Selon le type et la dose de souches probiotiques apportées, on va pouvoir obtenir une meilleure barrière défensive et combattre les bactéries pathogènes.
Une étude a d’ailleurs permis de montrer que les individus qui s’alimentaient avec certains fromages fermentés et des yaourts (sources de probiotiques) avaient significativement moins de parodontopathies. On peut expliquer cela par le fait qu’ils ont certainement ensemencé de bonnes bactéries à partir de leurs aliments. En revanche, s’ils s’arrêtent d’en manger, l’effet s’arrête également.
Les probiotiques sont donc non seulement souche et dose dépendants, mais ils ont aussi une action passagère au niveau des microbiotes. Je souligne donc l’importance d’en prendre régulièrement en fonction du terrain de chacun et sur les conseils avisés d’un professionnel de santé.
Si vous deviez donner 3 conseils pour préserver sa santé buccale, quels seraient-ils ?
Dr Dumonteil : je tiens à préciser au préalable qu’il est important que les soins et prothèses dont vous avez bénéficié soient irréprochables ; en effet des reconstitutions incorrectes, des traitements endodontiques incomplets seraient dans ce cas des niches à microbes idéales ! C’est pourquoi, il est conseillé d’effectuer des contrôles radiologiques des rétro alvéolaires, voire des scanners, pour vous assurer de la qualité de vos traitements.
Vous me demandez 3 conseils :
- Tout d’abord, utilisez une brosse électrique douce, de petite dimension car le brossage est plus efficace.
- Deuxièmement, faites un détartrage une fois par an si vous n’avez rien de pathologique en bouche et 2 à 4 fois par an en cas de gingivite et (ou) de parodontite.

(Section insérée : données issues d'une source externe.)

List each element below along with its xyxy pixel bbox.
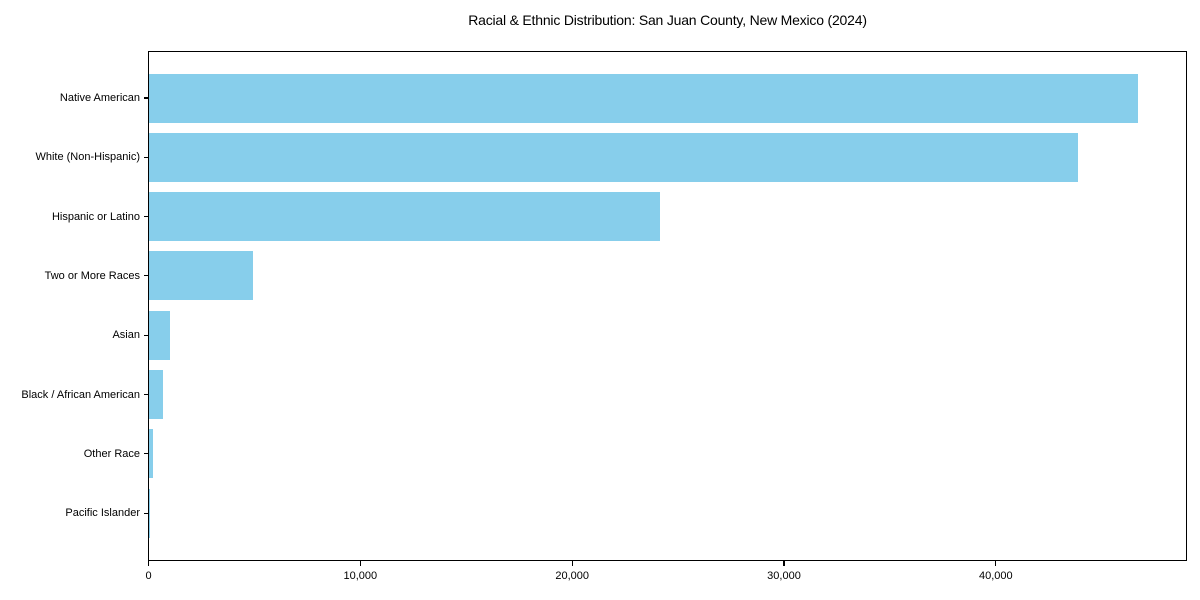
y-tick-mark bbox=[143, 156, 149, 158]
x-tick-mark bbox=[359, 561, 361, 566]
x-axis-tick-label: 30,000 bbox=[767, 570, 801, 582]
chart-title: Racial & Ethnic Distribution: San Juan C… bbox=[468, 12, 867, 28]
x-axis-tick-label: 10,000 bbox=[343, 570, 378, 582]
bar bbox=[148, 370, 164, 419]
bar bbox=[148, 310, 170, 360]
x-axis-tick-label: 40,000 bbox=[979, 570, 1013, 582]
bar bbox=[148, 192, 661, 242]
y-axis-label: Two or More Races bbox=[44, 269, 140, 282]
y-axis-label: Black / African American bbox=[21, 388, 140, 401]
plot-area bbox=[148, 51, 1187, 561]
x-tick-mark bbox=[571, 561, 573, 566]
x-tick-mark bbox=[995, 561, 997, 566]
x-axis-tick-label: 0 bbox=[145, 570, 152, 582]
bar bbox=[148, 429, 153, 479]
bar bbox=[148, 132, 1079, 182]
y-axis-label: White (Non-Hispanic) bbox=[35, 151, 140, 164]
y-axis-label: Asian bbox=[112, 329, 140, 342]
x-tick-mark bbox=[147, 561, 150, 566]
x-axis-tick-label: 20,000 bbox=[555, 570, 589, 582]
y-axis-label: Hispanic or Latino bbox=[51, 210, 140, 223]
y-axis-label: Other Race bbox=[83, 447, 140, 460]
y-tick-mark bbox=[143, 393, 149, 396]
y-tick-mark bbox=[143, 334, 149, 336]
y-tick-mark bbox=[143, 512, 149, 514]
y-tick-mark bbox=[143, 97, 149, 99]
bar bbox=[148, 251, 254, 301]
y-tick-mark bbox=[143, 453, 149, 455]
bar bbox=[148, 488, 150, 538]
y-tick-mark bbox=[143, 275, 149, 277]
y-tick-mark bbox=[143, 216, 149, 218]
x-tick-mark bbox=[783, 561, 785, 566]
bar bbox=[148, 73, 1138, 123]
y-axis-label: Native American bbox=[59, 92, 140, 104]
y-axis-label: Pacific Islander bbox=[65, 507, 140, 520]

- Au quotidien, privilégiez une alimentation équilibrée. Une alimentation trop riche en protéines nuit à la santé bucco-dentaire, mais à l’inverse, une carence en protéines le peut également (notamment chez les femmes qui, souvent, en consomment de façon insuffisante). Les protéines servent, entre autre, à fabriquer de l’os. Certains composés présents dans l’alimentation, fibres, probiotiques… sont utiles à l’équilibre du microbiote buccal.
Permettez-moi, enfin, de rajouter des conseils qui me semblent fondamentaux :
- Évitez de fumer, de consommer trop de sucres rapides, de l’alcool.
- Adoptez une bonne hygiène de vie, vous préserverez ainsi une flore en eubiose.
- N’hésitez pas à parler de vos problèmes dentaires à votre médecin généraliste, car l’état de votre bouche peut souvent influer sur votre état de santé.
Exemples : Les patients diabétiques présentent fréquemment des parodontites, et inversement, une parodontite aggrave le risque de diabète.
Les patients qui ont un terrain cardio-vasculaire sont sujets aux parodontites, et inversement, la bactérie Porphyromonas gingivalis présente dans les poches parodontales augmente les risques de cardiopathies et d’AVC. Cette bactérie provoque également des inflammations au niveau des articulations dans la polyarthrite rhumatoïde.
Ainsi, mis à part celui de la peau, nos microbiotes ne sont pas cloisonnés.